Up-to-date information can be found elsewhere in Te Ara.

SHIPS, FAMOUS

Contents


ACHILLES

In 1930 the question of the replacement of Dunedin and Diomede, the two cruisers then on loan to the New Zealand Division of the Royal Navy, was under consideration, but it was only after several delays and not until September 1936 that the first arrived. She was the light cruiser Achilles (7,030 tons of the Leander class, built by Cammell Laird of Birkenhead and completed on 10 October 1933. Ships of this class were 554 ½ ft long, 55 ft beam, with engines developing 72,000 h.p. which through four shafts gave a speed of 32 ½ knots. As originally armed, the cruisers had eight 6 in. and four 4 in. guns, with two quadruple 21 in. torpedo tubes and a seaplane. When she was refitted in 1943, the Achilles was given six 6 in. and eight 4 in. guns.

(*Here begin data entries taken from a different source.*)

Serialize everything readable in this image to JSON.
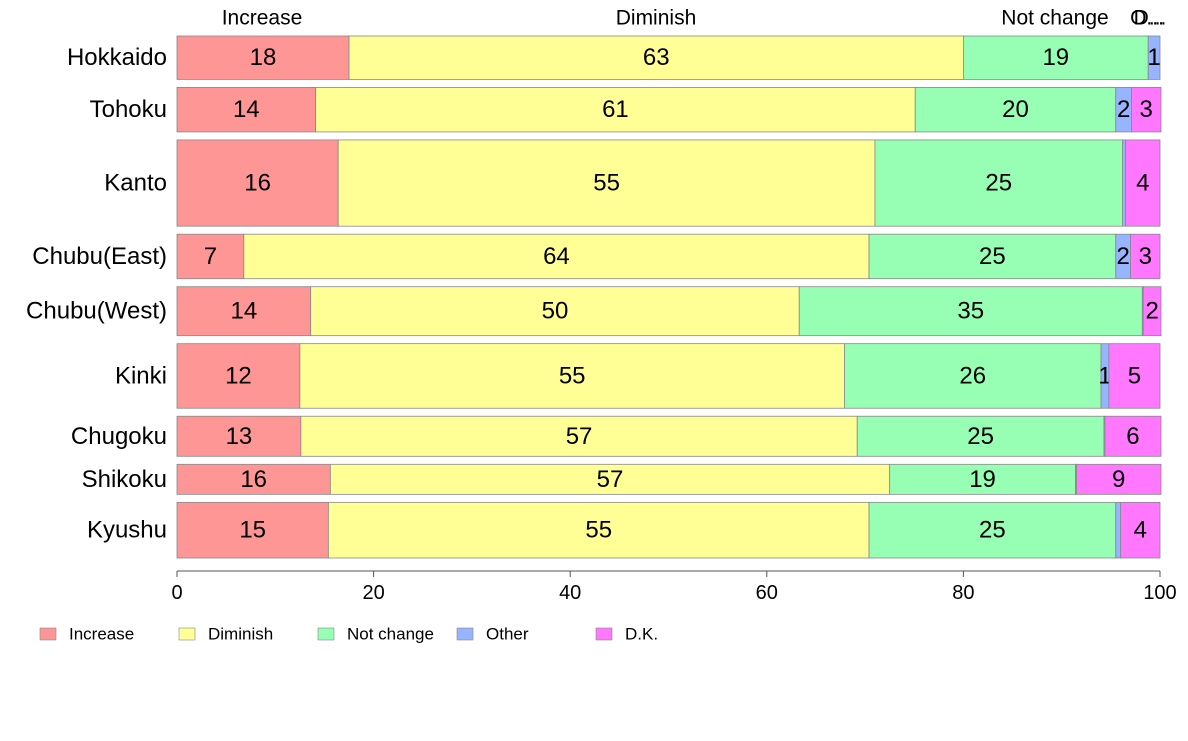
{
  "chart_data": {
    "type": "bar",
    "orientation": "horizontal",
    "stacked": true,
    "variable_width": true,
    "categories": [
      "Hokkaido",
      "Tohoku",
      "Kanto",
      "Chubu(East)",
      "Chubu(West)",
      "Kinki",
      "Chugoku",
      "Shikoku",
      "Kyushu"
    ],
    "series": [
      {
        "name": "Increase",
        "color": "#ff9696",
        "values": [
          17.5,
          14.1,
          16.4,
          6.8,
          13.6,
          12.5,
          12.6,
          15.6,
          15.4
        ],
        "labels": [
          "18",
          "14",
          "16",
          "7",
          "14",
          "12",
          "13",
          "16",
          "15"
        ]
      },
      {
        "name": "Diminish",
        "color": "#ffff96",
        "values": [
          62.5,
          61.0,
          54.6,
          63.6,
          49.7,
          55.4,
          56.6,
          56.9,
          55.0
        ],
        "labels": [
          "63",
          "61",
          "55",
          "64",
          "50",
          "55",
          "57",
          "57",
          "55"
        ]
      },
      {
        "name": "Not change",
        "color": "#96ffb4",
        "values": [
          18.8,
          20.4,
          25.2,
          25.1,
          34.9,
          26.1,
          25.1,
          18.9,
          25.1
        ],
        "labels": [
          "19",
          "20",
          "25",
          "25",
          "35",
          "26",
          "25",
          "19",
          "25"
        ]
      },
      {
        "name": "Other",
        "color": "#96b4ff",
        "values": [
          1.2,
          1.6,
          0.3,
          1.5,
          0.1,
          0.8,
          0.1,
          0.1,
          0.5
        ],
        "labels": [
          "1",
          "2",
          "",
          "2",
          "",
          "1",
          "",
          "",
          ""
        ]
      },
      {
        "name": "D.K.",
        "color": "#ff78ff",
        "values": [
          0.0,
          3.0,
          3.5,
          3.0,
          1.8,
          5.2,
          5.7,
          8.6,
          4.0
        ],
        "labels": [
          "",
          "3",
          "4",
          "3",
          "2",
          "5",
          "6",
          "9",
          "4"
        ]
      }
    ],
    "bar_weights": [
      0.78,
      0.8,
      1.55,
      0.8,
      0.88,
      1.16,
      0.72,
      0.54,
      1.0
    ],
    "top_labels": [
      "Increase",
      "Diminish",
      "Not change",
      "O...",
      "D..."
    ],
    "x_ticks": [
      "0",
      "20",
      "40",
      "60",
      "80",
      "100"
    ],
    "xlim": [
      0,
      100
    ],
    "xlabel": "",
    "ylabel": "",
    "grid": false,
    "legend_position": "bottom-left"
  }
}
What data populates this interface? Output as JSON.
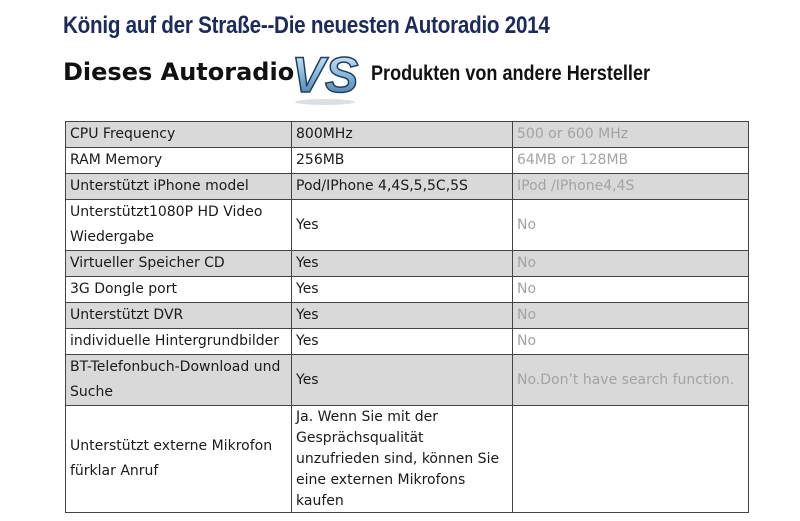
{
  "header": {
    "headline": "König auf der Straße--Die neuesten Autoradio  2014",
    "subtitle_left": "Dieses Autoradio",
    "vs_logo": "VS",
    "subtitle_right": "Produkten von andere Hersteller"
  },
  "colors": {
    "headline": "#1c2a5c",
    "shaded_row": "#d9d9d9",
    "competitor_text": "#a3a3a3",
    "vs_logo": "#7fb0d6"
  },
  "table": {
    "rows": [
      {
        "feature": "CPU Frequency",
        "this_radio": "800MHz",
        "other": "500 or 600 MHz",
        "shaded": true
      },
      {
        "feature": "RAM Memory",
        "this_radio": "256MB",
        "other": "64MB or 128MB",
        "shaded": false
      },
      {
        "feature": "Unterstützt iPhone model",
        "this_radio": "Pod/IPhone 4,4S,5,5C,5S",
        "other": "IPod /IPhone4,4S",
        "shaded": true
      },
      {
        "feature": "Unterstützt1080P HD Video Wiedergabe",
        "this_radio": "Yes",
        "other": "No",
        "shaded": false
      },
      {
        "feature": "Virtueller Speicher CD",
        "this_radio": "Yes",
        "other": "No",
        "shaded": true
      },
      {
        "feature": "3G Dongle port",
        "this_radio": "Yes",
        "other": "No",
        "shaded": false
      },
      {
        "feature": "Unterstützt DVR",
        "this_radio": "Yes",
        "other": "No",
        "shaded": true
      },
      {
        "feature": "individuelle Hintergrundbilder",
        "this_radio": "Yes",
        "other": "No",
        "shaded": false
      },
      {
        "feature": "BT-Telefonbuch-Download und Suche",
        "this_radio": "Yes",
        "other": "No.Don’t have search function.",
        "shaded": true
      },
      {
        "feature": "Unterstützt  externe Mikrofon fürklar Anruf",
        "this_radio": "Ja. Wenn Sie mit der Gesprächsqualität unzufrieden sind, können Sie eine externen Mikrofons kaufen",
        "other": "",
        "shaded": false
      }
    ]
  }
}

Achilles earned her niche in New Zealand history when, with the Ajax and Exeter, she took part in the destruction of the Admiral Graf Spee at the Battle of the River Plate on 13 December 1939. The ship was hit several times. She shared in a wide variety of operations mostly in the Pacific until she was hit by a bomb from a Japanese aircraft in January 1943 and was sent to England for a refit. By that time she had steamed 246,000 miles on war activities. She returned to the Pacific for the remainder of the war, but was handed back to the Royal Navy in 1946. In 1948 she was sold to India and renamed Delhi.